- The EU AI Act applies in stages - for most companies the duties concern transparency, documentation and human oversight.
- If you only use AI (rather than provide it), your duties are manageable - but you must know and evidence them.
- Well-built systems meet the core requirements as a by-product: traceability, human in the loop, data discipline.
Transparency up front: we are engineers, not a law firm. This article gives a technical-organisational orientation and is no substitute for legal advice - for binding answers, your lawyer belongs at the table.
What it is about
The EU AI Act is the world's first comprehensive AI law. It sorts AI systems by risk: prohibited practices, high-risk systems with strict requirements, systems with transparency duties, and the large remainder with minimal requirements. The duties phase in over several years - waiting is still not a strategy, because documentation is hard to invent retroactively.
Am I a provider or a deployer?
The most important switch: whoever develops an AI system and offers it under their own name is a provider - with the full duty catalogue of their risk class. Whoever merely uses a system in their own operation is a deployer - with much leaner but real duties: use the system as intended, ensure oversight, report incidents.

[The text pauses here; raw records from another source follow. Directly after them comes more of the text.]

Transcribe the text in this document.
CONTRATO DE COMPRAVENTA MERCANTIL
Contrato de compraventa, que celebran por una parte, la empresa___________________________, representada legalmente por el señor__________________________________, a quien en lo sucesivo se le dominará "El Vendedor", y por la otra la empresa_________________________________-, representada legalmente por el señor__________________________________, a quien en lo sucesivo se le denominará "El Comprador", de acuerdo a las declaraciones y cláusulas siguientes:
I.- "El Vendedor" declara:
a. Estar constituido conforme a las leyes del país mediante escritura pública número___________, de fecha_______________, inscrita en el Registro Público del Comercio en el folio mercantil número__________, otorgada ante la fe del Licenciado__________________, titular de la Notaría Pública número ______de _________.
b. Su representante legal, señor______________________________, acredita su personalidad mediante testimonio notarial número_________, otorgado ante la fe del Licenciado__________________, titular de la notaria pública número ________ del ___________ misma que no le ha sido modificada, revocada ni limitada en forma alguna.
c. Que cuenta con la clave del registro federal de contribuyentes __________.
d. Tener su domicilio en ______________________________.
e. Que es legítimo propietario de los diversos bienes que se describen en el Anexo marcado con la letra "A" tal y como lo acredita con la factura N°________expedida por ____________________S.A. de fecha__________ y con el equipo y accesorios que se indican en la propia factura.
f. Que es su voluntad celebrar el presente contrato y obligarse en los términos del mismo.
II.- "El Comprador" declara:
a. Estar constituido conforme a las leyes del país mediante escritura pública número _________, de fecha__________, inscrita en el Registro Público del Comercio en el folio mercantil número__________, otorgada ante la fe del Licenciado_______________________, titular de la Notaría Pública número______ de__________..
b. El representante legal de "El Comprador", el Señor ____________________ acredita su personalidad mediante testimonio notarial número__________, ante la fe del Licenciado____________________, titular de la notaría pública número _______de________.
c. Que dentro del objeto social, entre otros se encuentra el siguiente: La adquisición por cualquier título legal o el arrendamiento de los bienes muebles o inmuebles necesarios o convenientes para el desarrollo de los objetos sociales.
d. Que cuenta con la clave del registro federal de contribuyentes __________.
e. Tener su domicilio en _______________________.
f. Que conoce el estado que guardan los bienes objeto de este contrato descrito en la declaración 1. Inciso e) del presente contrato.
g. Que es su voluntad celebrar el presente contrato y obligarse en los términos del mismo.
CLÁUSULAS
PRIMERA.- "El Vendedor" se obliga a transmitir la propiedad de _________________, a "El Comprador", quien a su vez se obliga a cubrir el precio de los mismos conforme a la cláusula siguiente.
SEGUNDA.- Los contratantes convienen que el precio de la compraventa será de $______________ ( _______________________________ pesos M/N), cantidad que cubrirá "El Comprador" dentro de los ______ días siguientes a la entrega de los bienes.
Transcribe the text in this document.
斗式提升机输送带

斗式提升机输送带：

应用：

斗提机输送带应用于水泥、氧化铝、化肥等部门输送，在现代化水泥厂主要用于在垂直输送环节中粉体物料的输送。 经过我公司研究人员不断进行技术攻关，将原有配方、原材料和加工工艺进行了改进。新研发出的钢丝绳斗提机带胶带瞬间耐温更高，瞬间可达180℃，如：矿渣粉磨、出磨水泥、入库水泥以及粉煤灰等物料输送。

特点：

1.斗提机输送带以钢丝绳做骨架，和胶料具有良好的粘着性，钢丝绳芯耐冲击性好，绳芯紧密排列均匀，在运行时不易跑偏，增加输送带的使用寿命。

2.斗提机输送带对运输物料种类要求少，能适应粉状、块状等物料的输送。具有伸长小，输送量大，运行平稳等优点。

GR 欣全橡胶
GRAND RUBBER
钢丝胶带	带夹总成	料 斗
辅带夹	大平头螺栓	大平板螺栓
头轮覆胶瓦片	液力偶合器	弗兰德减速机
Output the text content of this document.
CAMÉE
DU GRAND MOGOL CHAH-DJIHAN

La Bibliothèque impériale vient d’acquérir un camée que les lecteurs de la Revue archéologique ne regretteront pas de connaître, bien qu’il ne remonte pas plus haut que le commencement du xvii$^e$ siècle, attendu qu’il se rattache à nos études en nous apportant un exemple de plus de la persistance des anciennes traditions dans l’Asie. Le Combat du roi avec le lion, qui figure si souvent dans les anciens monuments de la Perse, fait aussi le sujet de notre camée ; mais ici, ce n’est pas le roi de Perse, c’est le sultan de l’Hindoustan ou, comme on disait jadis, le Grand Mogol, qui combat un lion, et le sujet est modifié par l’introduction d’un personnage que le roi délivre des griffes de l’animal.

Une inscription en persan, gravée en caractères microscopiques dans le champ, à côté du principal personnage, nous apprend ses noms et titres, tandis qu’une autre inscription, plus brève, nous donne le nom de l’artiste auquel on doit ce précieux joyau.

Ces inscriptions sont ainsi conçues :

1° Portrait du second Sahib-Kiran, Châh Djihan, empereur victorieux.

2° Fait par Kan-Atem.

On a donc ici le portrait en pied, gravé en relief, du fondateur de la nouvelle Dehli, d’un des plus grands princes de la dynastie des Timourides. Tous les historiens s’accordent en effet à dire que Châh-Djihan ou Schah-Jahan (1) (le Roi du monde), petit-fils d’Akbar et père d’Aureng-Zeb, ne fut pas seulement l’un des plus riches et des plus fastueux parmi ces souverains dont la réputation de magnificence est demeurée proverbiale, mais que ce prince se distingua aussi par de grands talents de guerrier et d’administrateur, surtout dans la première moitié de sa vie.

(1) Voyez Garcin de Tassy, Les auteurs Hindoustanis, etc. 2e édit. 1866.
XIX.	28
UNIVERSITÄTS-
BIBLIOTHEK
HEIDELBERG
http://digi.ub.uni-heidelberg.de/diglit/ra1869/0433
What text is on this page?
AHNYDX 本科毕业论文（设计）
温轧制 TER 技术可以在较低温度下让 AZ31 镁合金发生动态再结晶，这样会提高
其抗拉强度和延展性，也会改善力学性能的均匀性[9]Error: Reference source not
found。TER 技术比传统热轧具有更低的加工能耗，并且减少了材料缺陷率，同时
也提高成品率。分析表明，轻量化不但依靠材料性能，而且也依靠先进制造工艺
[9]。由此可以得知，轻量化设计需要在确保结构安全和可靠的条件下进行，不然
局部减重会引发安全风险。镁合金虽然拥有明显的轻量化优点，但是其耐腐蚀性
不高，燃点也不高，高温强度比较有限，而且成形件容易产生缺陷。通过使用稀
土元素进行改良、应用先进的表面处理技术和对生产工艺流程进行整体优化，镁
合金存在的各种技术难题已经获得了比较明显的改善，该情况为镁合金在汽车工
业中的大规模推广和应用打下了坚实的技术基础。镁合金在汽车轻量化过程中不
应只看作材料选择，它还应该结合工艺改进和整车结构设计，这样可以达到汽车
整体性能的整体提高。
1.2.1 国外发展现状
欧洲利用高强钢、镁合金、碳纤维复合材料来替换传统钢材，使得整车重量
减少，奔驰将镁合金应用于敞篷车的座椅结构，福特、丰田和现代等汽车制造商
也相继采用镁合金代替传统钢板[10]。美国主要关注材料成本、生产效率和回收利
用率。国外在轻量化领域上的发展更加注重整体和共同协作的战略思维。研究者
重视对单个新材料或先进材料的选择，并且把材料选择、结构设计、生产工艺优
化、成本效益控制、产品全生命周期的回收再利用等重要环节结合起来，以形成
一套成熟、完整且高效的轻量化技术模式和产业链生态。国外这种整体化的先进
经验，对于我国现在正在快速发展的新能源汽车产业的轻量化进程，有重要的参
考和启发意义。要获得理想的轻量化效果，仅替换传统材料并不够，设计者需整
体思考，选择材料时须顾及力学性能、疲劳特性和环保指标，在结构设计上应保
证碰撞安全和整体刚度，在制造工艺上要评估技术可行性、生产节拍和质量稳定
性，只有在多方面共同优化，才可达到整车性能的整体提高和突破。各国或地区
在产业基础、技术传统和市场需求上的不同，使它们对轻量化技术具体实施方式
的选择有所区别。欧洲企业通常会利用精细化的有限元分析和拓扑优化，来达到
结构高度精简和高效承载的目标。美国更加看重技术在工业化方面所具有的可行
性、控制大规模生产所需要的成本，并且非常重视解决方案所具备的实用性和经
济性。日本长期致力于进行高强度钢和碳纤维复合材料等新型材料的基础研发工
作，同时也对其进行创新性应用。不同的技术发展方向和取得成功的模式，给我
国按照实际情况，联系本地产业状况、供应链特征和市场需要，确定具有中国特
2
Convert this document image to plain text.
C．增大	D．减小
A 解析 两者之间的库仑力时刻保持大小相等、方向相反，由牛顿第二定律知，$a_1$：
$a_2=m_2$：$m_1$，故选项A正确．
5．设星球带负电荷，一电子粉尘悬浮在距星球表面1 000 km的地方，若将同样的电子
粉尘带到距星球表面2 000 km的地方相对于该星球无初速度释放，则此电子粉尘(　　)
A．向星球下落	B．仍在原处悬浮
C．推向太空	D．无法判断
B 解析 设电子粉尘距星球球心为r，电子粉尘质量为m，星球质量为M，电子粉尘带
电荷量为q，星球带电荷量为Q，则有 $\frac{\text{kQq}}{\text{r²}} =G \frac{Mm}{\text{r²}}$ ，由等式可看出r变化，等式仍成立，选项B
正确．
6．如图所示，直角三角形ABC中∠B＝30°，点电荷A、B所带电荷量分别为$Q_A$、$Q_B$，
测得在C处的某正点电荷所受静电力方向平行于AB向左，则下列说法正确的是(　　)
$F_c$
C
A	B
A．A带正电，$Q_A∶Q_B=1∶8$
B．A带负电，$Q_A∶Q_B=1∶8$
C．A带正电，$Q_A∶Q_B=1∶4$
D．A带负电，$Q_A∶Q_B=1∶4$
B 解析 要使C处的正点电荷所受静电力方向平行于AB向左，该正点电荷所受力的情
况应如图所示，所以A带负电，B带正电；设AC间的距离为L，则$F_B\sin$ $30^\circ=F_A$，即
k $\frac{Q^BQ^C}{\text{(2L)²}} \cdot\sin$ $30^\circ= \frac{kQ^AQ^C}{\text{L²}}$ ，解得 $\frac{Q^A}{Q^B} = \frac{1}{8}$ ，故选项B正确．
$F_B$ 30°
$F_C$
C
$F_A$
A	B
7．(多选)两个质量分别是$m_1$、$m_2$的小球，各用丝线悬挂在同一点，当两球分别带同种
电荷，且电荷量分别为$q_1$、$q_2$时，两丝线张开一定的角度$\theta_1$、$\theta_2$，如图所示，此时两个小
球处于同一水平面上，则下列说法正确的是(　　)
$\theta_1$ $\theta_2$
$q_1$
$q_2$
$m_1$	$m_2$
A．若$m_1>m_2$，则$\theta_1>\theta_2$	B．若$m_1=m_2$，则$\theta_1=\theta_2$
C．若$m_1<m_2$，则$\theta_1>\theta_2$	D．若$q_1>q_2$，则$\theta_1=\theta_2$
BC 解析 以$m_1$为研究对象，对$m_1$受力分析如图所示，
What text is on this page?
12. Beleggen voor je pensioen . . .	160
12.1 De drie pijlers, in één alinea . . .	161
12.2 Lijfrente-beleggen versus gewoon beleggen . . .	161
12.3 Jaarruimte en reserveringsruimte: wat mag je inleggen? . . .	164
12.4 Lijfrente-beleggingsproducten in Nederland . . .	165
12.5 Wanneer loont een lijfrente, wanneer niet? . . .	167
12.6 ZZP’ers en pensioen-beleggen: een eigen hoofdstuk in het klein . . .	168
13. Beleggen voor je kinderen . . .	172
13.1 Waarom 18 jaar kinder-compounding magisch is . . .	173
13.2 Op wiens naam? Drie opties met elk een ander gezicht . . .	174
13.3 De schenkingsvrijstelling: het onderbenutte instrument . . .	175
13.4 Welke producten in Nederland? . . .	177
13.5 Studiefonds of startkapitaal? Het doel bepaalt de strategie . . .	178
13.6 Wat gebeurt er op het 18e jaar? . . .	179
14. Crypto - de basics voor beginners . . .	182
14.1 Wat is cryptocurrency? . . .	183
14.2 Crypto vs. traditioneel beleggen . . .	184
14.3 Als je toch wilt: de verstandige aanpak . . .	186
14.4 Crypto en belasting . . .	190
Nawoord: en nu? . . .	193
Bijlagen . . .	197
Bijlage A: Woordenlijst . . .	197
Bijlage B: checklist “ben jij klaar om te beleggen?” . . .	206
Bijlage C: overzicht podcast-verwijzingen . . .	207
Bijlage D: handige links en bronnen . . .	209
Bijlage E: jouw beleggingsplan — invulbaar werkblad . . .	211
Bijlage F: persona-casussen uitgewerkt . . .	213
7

The typical Mittelstand case - a support chatbot, a document pipeline in accounting, an internal knowledge assistant - mostly plays in the lower risk classes. That is no all-clear: transparency and oversight duties apply there too.
The core duties, translated practically
| Requirement | What it means in practice | Technical answer |
|---|---|---|
| Transparency | Users must know AI is involved | Labelling in the interface, clear notices |
| Human oversight | AI does not decide essentials alone | Approval steps, four-eyes gates |
| Traceability | Decisions must be reconstructible | Logging of inputs, outputs, corrections |
| Data discipline | Know which data flows where | Documented data flows, EU hosting or on-premise |
Why good architecture is half the compliance
The AI Act's requirements overlap conspicuously with what solid AI systems need anyway. An example from our practice: in the document pipeline we operate for entsorgo, no invoice is booked automatically - every one passes human approval, every correction is logged and flows back into the system as learned knowledge. That is good engineering - and incidentally exactly the human oversight and traceability the AI Act demands.
"Compliance is cheap when you build it in from the start - and expensive when you retrofit it."
DUNA engineering principle
Your to-do list
- Inventory: which AI systems run at your company - including the unofficial browser tabs?
- Classification: per system: provider or deployer, which risk class?
- Labelling: make AI contact transparent for users.
- Oversight: define approval steps where decisions carry weight.
- Documentation: data flows, models, responsibilities in writing.
- Training: build demonstrable AI competence in the team.